ESCROQUERIE

Madoff a aussi plumé des retraités

Par EMMANUEL BARRAUD le 24.12.2008 à 00:00

De petits épargnants se retrouvent aussi, parfois malgré eux, touchés par l’«arnaque du siècle». Témoignage.

Jacques* devra réviser le budget de sa retraite. La faute à Madoff. A moins que ce ne soit celle de son gestionnaire de fonds privé? Quelle qu’en soit la cause, le résultat est le même: 150?000 francs, soit une part substantielle du petit capital qu’il avait fait placer en prévoyance libre pour ses vieux jours vient de s’évaporer, purement et simplement. Après quarante ans de cotisation, il a fallu que cela se passe précisément l’année où il quitte son travail.

Combien sont dans son cas? Difficile, sinon impossible, de l’estimer. Des scories du système Madoff vont encore voir le jour durant de longs mois. Parce qu’il avait lui-même réussi à tromper la vigilance des financiers les plus aguerris, l’ancien patron du Nasdaq avait créé de la confiance là où il n’en fallait pas. «Je ne sais pas si mes conseillers étaient de bonne foi, soupire Jacques. ­Durant toutes ces années, ils avaient bien géré mon capital. Je ne voulais pas de hedge funds; j’ai d’abord refusé qu’ils m’en prennent. Mais ils ont insisté, et m’ont tellement assuré qu’il n’y avait aucun risque et que le rendement serait meilleur… Je n’avais jamais rien eu à leur reprocher, alors je leur ai fait confiance.» Une confiance aujourd’hui remplacée par une méfiance réciproque. Dans le flou de leur part de responsabilité dans ces placements pourris, les sociétés de conseil risquent gros. En tout cas en termes d’image.

Remonter la chaîne
Bernard Madoff est-il le seul coupable? Les lésés, qu’il s’agisse de banques ou de privés, auront-ils un espoir de récupérer quelques billes? La réponse mettra du temps à venir. «L’enquête doit d’abord déterminer qui d’autre appartient à l’ingénierie astucieuse et délinquante de ce monsieur, explique Franco Foglia, avocat genevois. La démarche centrale de cette affaire sera celle de la reddition des comptes. C’est en remontant la chaîne que l’on pourra établir la responsabilité de chacun.»

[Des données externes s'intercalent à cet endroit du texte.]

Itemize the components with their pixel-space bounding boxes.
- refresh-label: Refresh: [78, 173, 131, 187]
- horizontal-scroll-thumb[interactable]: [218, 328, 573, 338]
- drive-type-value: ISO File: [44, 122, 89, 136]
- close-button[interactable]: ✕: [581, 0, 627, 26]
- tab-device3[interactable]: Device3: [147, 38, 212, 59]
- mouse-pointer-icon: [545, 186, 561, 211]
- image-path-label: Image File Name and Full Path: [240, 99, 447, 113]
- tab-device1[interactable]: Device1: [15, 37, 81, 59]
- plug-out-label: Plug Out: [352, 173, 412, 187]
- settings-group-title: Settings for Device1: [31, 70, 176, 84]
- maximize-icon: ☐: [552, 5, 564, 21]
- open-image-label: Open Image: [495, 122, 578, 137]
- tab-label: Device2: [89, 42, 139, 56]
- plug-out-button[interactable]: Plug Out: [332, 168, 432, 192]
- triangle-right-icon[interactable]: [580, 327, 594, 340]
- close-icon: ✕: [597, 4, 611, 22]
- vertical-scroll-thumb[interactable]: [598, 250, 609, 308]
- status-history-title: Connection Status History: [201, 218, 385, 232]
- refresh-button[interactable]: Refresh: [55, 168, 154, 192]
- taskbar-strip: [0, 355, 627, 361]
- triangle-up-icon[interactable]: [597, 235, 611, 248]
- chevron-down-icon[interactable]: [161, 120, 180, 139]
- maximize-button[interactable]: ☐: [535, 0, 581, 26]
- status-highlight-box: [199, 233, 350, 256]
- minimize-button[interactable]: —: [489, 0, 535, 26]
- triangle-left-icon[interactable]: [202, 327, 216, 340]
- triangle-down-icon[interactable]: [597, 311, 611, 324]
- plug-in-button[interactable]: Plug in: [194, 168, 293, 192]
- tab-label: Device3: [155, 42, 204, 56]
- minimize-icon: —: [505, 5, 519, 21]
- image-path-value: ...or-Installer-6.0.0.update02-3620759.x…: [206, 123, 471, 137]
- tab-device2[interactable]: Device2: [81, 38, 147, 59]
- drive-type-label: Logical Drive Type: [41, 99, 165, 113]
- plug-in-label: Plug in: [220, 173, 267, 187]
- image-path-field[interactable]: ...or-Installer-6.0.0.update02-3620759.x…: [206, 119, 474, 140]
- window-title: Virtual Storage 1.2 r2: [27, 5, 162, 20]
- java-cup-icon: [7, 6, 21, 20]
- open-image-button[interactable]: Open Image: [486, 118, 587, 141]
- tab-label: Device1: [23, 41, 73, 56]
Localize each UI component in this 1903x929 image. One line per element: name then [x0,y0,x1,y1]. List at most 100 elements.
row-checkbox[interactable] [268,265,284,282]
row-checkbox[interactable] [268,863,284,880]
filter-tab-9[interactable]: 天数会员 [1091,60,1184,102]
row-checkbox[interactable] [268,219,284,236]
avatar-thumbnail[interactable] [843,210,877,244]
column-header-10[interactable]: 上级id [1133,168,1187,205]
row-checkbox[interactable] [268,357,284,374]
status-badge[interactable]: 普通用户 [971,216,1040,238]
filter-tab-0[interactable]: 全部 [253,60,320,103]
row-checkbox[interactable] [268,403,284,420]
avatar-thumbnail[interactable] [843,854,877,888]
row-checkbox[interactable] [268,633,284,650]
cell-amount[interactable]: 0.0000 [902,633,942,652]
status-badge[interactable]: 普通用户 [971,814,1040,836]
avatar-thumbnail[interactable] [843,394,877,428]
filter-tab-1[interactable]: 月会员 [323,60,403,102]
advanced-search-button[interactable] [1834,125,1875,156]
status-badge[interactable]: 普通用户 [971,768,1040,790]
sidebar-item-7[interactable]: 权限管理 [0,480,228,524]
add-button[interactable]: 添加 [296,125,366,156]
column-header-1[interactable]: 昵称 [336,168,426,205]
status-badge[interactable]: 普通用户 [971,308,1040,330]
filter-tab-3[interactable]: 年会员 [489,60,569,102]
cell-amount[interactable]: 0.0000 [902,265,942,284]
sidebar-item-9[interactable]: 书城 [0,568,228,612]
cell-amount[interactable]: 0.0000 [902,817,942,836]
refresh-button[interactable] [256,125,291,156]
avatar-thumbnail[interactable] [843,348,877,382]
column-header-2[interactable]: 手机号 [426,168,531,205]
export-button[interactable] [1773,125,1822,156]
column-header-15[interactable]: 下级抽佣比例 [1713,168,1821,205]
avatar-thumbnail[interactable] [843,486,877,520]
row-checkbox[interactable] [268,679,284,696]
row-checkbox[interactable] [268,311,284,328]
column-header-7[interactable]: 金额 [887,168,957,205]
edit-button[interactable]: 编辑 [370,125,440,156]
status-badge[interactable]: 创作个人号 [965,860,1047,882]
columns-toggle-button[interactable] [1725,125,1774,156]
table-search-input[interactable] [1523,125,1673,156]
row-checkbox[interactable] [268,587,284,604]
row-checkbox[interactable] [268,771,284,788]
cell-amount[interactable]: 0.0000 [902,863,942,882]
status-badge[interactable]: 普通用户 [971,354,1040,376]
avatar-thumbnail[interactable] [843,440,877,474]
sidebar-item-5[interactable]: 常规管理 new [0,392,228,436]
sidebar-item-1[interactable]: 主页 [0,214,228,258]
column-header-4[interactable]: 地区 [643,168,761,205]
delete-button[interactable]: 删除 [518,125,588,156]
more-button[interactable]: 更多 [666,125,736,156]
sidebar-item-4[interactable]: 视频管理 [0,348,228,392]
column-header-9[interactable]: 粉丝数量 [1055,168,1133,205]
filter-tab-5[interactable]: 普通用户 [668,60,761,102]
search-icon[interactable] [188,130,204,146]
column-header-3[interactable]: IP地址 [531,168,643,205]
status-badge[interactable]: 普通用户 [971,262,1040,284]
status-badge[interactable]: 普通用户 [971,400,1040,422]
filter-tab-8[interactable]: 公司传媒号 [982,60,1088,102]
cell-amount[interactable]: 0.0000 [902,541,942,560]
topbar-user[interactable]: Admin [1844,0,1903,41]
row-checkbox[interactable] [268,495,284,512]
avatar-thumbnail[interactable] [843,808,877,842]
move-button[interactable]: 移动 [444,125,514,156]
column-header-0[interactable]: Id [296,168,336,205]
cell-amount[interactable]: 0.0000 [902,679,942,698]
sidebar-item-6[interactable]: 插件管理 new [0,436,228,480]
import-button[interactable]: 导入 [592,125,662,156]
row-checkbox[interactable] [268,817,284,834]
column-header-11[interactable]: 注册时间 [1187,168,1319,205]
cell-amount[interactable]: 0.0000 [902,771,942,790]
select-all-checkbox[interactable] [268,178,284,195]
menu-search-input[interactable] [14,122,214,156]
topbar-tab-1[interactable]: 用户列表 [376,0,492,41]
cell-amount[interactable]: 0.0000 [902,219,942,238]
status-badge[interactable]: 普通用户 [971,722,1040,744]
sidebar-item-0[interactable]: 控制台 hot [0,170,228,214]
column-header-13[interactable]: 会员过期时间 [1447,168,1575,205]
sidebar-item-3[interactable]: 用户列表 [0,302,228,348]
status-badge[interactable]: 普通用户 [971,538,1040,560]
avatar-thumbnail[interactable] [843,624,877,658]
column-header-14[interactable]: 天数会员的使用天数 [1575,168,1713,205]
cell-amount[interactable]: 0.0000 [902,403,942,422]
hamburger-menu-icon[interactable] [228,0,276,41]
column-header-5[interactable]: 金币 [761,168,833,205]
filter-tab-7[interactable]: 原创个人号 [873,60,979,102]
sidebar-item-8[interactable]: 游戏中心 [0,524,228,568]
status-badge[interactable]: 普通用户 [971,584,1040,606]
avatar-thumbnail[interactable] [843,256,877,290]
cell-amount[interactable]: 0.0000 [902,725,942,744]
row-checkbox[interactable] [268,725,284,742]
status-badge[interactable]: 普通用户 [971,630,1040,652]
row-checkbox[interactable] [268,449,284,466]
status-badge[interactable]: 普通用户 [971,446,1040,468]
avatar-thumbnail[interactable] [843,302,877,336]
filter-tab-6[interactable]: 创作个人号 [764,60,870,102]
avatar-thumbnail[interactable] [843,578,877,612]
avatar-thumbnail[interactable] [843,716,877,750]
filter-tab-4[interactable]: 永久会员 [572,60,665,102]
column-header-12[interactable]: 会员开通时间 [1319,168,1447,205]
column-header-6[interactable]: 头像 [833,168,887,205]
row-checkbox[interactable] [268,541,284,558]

Les petits épargnants qui risquent le plus sont ceux qui ont établi un plan de prévoyance libre. «Les caisses du deuxième pilier et du troisième pilier lié sont protégées par la loi, rappelle son confrère Romolo Molo. Le risque doit être diversifié et la part de fonds alternatifs est limitée.» Rien de tel, en revanche, dans le «3b». Ce qui peut expliquer pourquoi ­Jacques a perdu plus de 15% du capital complémentaire grâce auquel il comptait vivre une retraite confortable. «Je m’attendais au minimum à un peu de compréhension de leur part, soupire Jacques. Une compensation, comme quand n’importe quel vendeur reconnaît qu’il a vendu un produit défectueux. Mais rien. Ils ne font qu’essayer de dégager en touche, de rejeter la faute plus loin, au mépris des victimes pour qui ces pertes sont les plus difficiles à supporter.»

En France, l’Autorité des marchés financiers (AMF) estime dans une récente étude que les petits épargnants lésés sont rares – représentant environ 8% de l’argent disparu. Les plus grosses pertes concernent avant tout les investisseurs importants, ceux qui ont choisi eux-mêmes de faire des placements dans «du Madoff». «Mais ce sont aussi des gens pour qui perdre quelques centaines de milliers, voire de millions de francs, n’a presque aucune importance, et qui ont bien assez de réserves pour se refaire», reprend ­Jacques. Ecœuré et désabusé.